I talked a lot about where I felt systemic racism existed in my post “The Injustices of The American Justice System,” so go there if you wish to read more on that specifically. It is important for every Jew to speak up when it comes to this topic. As a historically marginalized group, the Jewish consciousness knows too well the dangers of a tyrannical government. It is clear that in the United States, the justice system that we hold so dearly is tyranny on black lives. I could say that we need to stand up for black lives because it could be us next, but that feels shallow. I think that we are obligated to speak up because as a culture that has been able to flourish under the freedom of the United States and Israel specifically, we have a duty to mankind to let black communities experience the same break from bondage and allow for the flourishing of their culture too. Seeing the prosperity of Israeli innovation in Tel Aviv it is clear that when groups of people are given room to breathe, great things happen.
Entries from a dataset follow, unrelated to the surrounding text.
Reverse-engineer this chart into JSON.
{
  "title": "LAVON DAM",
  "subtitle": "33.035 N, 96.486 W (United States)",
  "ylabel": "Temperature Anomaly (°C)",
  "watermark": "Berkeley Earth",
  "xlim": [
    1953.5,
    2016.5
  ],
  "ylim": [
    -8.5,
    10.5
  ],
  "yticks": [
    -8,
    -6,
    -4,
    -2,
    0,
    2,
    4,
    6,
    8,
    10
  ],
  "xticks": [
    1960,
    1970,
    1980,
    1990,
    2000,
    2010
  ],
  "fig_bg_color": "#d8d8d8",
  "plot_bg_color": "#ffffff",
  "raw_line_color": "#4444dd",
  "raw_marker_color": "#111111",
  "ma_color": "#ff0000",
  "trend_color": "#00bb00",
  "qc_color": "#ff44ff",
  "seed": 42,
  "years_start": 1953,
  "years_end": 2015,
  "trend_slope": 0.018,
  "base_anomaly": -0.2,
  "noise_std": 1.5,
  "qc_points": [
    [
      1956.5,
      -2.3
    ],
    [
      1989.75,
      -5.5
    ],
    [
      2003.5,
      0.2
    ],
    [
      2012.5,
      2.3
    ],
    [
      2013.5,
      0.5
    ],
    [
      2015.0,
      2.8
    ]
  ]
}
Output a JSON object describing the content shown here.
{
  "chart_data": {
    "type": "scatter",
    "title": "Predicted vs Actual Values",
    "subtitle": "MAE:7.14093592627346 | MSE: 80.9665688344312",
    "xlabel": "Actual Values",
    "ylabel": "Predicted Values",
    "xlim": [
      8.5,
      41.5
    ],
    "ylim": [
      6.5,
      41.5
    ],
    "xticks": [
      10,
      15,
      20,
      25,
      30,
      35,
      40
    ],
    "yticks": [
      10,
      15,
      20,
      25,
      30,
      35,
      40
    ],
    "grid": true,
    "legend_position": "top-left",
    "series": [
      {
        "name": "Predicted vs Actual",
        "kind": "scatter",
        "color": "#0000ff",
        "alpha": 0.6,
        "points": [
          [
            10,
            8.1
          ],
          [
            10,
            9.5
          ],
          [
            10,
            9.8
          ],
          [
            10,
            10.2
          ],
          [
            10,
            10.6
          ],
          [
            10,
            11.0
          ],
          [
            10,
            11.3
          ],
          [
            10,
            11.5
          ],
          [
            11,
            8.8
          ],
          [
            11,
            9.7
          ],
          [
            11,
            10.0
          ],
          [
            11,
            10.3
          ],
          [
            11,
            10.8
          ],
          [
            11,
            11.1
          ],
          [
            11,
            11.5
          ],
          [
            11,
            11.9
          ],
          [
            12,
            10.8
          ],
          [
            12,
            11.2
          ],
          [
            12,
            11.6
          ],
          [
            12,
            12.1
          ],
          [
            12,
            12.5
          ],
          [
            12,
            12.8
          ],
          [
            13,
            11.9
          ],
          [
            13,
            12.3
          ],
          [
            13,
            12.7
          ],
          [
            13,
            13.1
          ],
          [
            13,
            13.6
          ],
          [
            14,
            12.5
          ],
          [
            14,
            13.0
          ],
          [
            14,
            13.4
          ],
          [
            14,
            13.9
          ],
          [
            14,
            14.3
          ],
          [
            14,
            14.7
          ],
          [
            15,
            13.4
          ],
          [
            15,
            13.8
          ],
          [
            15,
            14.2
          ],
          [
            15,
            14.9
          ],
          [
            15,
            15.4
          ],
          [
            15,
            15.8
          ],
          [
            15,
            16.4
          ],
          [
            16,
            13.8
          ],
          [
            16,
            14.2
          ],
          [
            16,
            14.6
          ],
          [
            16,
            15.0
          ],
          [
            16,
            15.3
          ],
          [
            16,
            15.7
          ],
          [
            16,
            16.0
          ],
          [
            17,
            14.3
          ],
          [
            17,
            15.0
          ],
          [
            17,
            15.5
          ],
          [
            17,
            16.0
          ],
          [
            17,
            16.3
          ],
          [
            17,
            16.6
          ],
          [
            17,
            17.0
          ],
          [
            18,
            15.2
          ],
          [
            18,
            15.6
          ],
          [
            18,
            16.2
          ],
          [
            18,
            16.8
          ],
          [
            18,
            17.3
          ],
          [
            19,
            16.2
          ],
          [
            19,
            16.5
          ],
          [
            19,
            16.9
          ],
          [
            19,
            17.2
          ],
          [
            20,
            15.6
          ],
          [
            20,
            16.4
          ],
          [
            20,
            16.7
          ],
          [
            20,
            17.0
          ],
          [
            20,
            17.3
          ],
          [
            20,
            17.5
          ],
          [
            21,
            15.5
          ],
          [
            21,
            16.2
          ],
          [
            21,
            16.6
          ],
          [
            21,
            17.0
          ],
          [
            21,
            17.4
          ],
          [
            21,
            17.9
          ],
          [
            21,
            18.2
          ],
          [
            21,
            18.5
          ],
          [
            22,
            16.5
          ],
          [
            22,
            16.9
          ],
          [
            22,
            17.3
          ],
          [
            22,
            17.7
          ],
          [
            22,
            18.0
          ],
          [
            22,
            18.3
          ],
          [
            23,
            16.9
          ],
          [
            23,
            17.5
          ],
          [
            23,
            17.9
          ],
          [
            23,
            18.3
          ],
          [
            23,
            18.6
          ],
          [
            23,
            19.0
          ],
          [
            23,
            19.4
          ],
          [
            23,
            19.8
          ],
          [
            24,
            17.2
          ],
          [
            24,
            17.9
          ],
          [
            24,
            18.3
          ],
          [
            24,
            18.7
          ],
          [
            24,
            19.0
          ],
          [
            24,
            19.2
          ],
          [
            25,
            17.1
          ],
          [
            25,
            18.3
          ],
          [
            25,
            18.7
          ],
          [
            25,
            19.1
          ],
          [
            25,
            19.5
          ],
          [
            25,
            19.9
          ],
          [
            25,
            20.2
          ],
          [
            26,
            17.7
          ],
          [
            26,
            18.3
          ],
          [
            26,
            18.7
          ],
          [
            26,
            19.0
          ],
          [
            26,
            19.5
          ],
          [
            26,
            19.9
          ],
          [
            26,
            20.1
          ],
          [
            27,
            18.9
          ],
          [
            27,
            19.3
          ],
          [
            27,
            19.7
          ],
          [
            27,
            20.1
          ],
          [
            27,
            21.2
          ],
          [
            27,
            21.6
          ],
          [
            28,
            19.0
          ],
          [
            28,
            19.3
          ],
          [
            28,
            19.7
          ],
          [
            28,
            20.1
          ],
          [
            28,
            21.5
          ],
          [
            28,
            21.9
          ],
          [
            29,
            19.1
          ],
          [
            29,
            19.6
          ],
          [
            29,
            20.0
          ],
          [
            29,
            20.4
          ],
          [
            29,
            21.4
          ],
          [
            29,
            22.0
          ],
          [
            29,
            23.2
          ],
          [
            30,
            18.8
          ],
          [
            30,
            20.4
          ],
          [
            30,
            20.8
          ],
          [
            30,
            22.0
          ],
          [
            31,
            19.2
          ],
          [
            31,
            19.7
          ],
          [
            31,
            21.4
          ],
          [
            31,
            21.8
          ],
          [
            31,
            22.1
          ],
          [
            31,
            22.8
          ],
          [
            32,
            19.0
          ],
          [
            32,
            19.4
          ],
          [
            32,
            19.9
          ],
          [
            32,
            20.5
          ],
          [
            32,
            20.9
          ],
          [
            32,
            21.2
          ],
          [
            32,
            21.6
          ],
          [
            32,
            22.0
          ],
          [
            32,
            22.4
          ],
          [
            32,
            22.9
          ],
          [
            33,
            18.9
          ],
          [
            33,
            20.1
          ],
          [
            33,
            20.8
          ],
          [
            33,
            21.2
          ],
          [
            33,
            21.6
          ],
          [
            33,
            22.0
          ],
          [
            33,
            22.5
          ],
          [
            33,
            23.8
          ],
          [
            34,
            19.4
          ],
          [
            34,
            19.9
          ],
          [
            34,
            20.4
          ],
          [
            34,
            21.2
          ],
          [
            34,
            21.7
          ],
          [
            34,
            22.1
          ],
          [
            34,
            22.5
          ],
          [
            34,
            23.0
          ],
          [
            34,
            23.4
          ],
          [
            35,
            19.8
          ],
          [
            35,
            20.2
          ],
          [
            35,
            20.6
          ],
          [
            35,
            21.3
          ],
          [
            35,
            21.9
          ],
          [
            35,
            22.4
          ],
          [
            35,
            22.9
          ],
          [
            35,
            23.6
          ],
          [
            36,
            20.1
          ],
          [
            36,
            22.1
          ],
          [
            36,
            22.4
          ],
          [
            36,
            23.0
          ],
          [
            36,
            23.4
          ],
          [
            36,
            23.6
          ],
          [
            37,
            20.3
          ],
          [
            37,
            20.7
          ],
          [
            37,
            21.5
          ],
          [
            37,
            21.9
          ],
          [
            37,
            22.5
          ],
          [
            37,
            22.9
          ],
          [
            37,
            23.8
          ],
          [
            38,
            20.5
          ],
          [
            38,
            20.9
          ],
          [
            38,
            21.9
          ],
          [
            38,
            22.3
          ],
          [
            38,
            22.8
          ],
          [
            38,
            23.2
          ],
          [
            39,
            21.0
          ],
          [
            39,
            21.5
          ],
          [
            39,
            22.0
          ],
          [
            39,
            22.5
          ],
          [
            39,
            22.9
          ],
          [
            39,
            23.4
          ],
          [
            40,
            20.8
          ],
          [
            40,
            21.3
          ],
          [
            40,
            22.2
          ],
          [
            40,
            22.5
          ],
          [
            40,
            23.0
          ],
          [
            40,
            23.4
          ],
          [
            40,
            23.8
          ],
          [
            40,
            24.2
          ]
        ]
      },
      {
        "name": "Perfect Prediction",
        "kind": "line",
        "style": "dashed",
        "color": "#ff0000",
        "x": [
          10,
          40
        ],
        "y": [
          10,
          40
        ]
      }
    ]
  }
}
Rabbi Abraham Joshua Heschel famously said that in Selma, Alabama marching arm in arm with Dr. King, he “learned to pray with his feet.” The overwhelmingly Ashkenazi Jewish population in America sees no anti-semitism as a result of the color of their skin. For the majority of those who choose not to wear any religious clothing, they face no antisemitism for their appearance whatsoever. Essentially, I and many other white Jews have white privilege in America. It is the reason why I do not worry about getting pulled over, playing with toy guns in public, being out past a curfew, and so many other things. The American Jew needs to begin to see how and why his enjoyment of white privilege aids to the detriment of black freedom. The only way to fix this is to act. Go to a protest, tweet a hashtag, and most importantly, call out racism in your community with the same vigor and passion that the Jewish community fights antisemitism. It was amazing to see so many come out in support of Jewish pride marchings following a violent antisemitic attack in New York. If the vision is to repair the world, then every Jew that cared enough to speak out during those protests should be arm in arm with our black neighbors right now, that is how we will pray with our feet.
Many Jews want to step away from all of this for one reason: historically the stance of the official Black Lives Matter organization is pro-Palestinian and anti-Zionist. With a protest in every US state and more than a dozen countries, it should be abundantly clear that BLM means much more than the title of an organization. It seems completely ludicrous to me that even a fragment of the Jewish community should end up on the wrong side of history because of the inability to separate these two concepts. Even if every protester did come out with hate for Israel, I would still support the movement because people are complicated and the fight for justice is universal, regardless of a secondary political opinion. It is my belief that the vast majority of those who choose to condemn Israel outright just do not have all of the information. If I want to expect to be listened to when I talk about defending the state of Israel, right now I need to stop talking and start listening about defending black lives.
It is abundantly clear that we are in the midst of a great period of change, and I do not doubt that the Jewish soul will survive this change just as it has every other in history. Holding on to the values of justice and kindness is what has made the Jewish people so resilient. Right now should be no different. Be an ally for black lives and be a force that will bring justice and peace to the world.